Tuesday, September 14, 2010
This does not equal that, almost always
When I read this blog post, I was reminded (again) of something that happened in my youth. It was well after Joe McCarthy’s heyday, but still, it seems apropos.
When I was a freshman in college and Richard Nixon was President, I took a sociology course which sought to address some of the harsh political events and divisive opinions which were tearing the country apart. (The term ended with the killings at Kent State and – less remembered, perhaps – at Jackson State.) Over the term, a number of guest speakers offered their understanding of what was really going on locally and nationally in what seemed to me at the time to be a poisonous political climate.
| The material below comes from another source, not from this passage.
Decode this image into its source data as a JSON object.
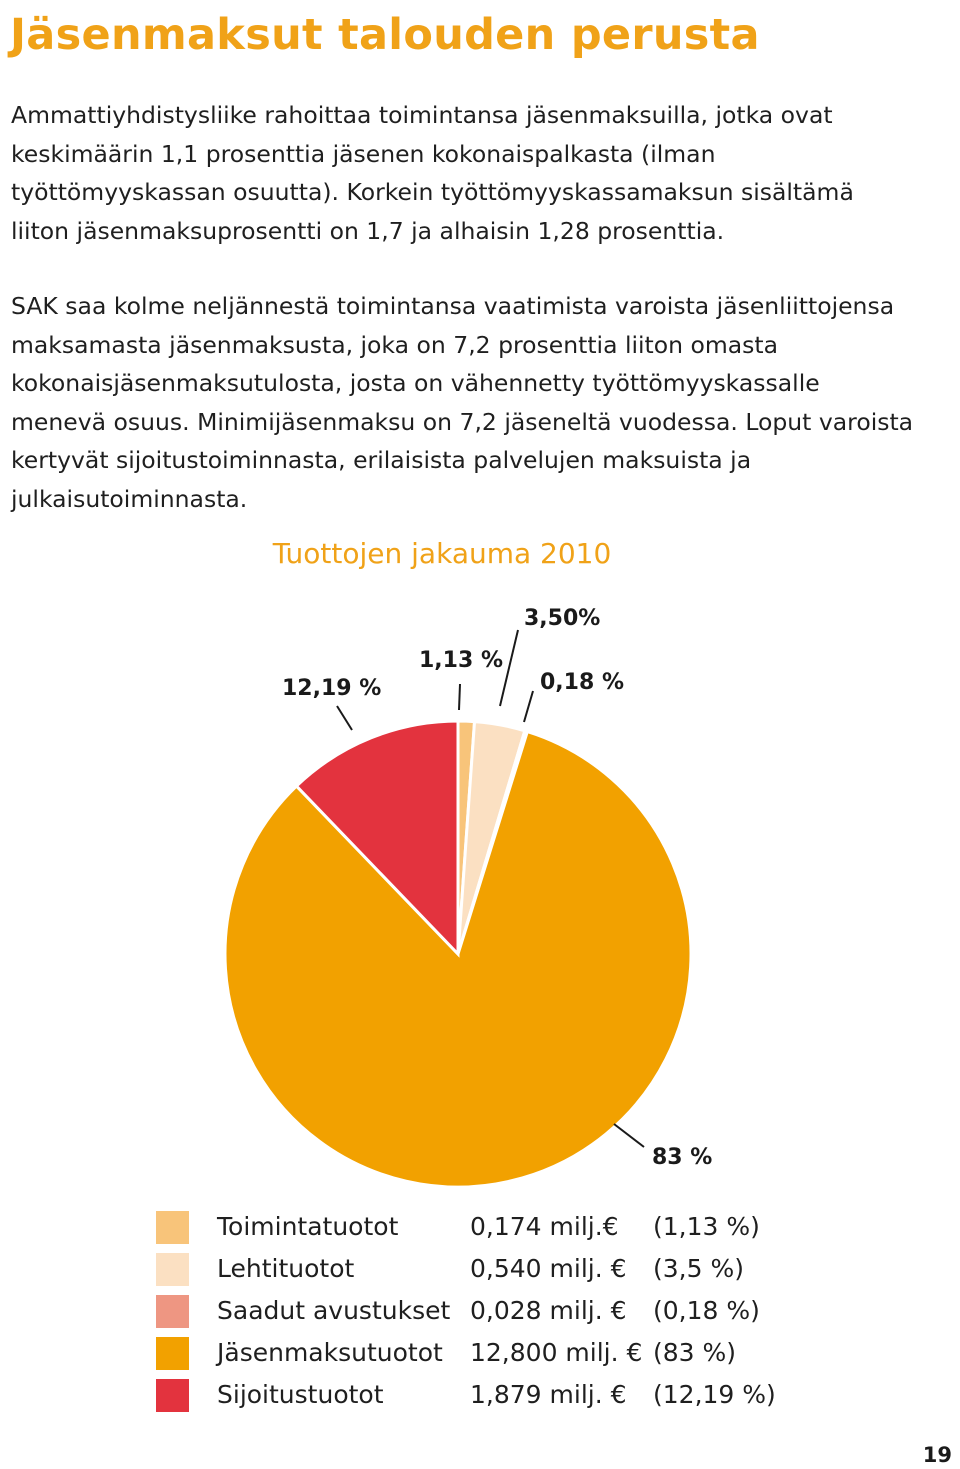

One guest to the class was a local police official who told us the communists had infiltrated civil rights and anti-war groups to turn them against America. A fellow classmate – an upperclassman who was less inclined than I to grant that persons in position of authority were informed – asked the speaker “What is a communist?” I protested that everyone knew the answer, but he insisted that the official tell us over my objections. And lo, it turned out the man was ignorant: “They’re not like us; they don’t believe in freedom like we do; they’re…” His explanation petered out embarrassingly. He had no idea what he was talking about. He was almost totally innocent of the subject. And yet he had earlier produced a political thesis with the utmost confidence, a thesis which depended mightily on the presence of communists to justify both itself and his world.
While there were and are plenty of reasonable responses to the excesses of the anti-war movement of the late 60s and early 70s, lazily blaming them on a communist boogieman was patently stupid. It only served to shut down any reasoned examination of the opposition's motives.
This is of a piece with the “Obama is a Muslim” meme we live with today. Muslim is the new brand to freak out about here in America. Muslim is the new communist. What a Muslim is will not be pinned down in the current political discourse. It has become an unfalsifiable predicate. This is because being a Muslim is simply being other than me and mine. It's those other guys, who are not on my team. Islam exists for some only as a negative idea, the negation of their tribe which is engaged in some sort of Manichean struggle for “victory,” whatever that term may mean.
In this way, lazy thinking leads to violence.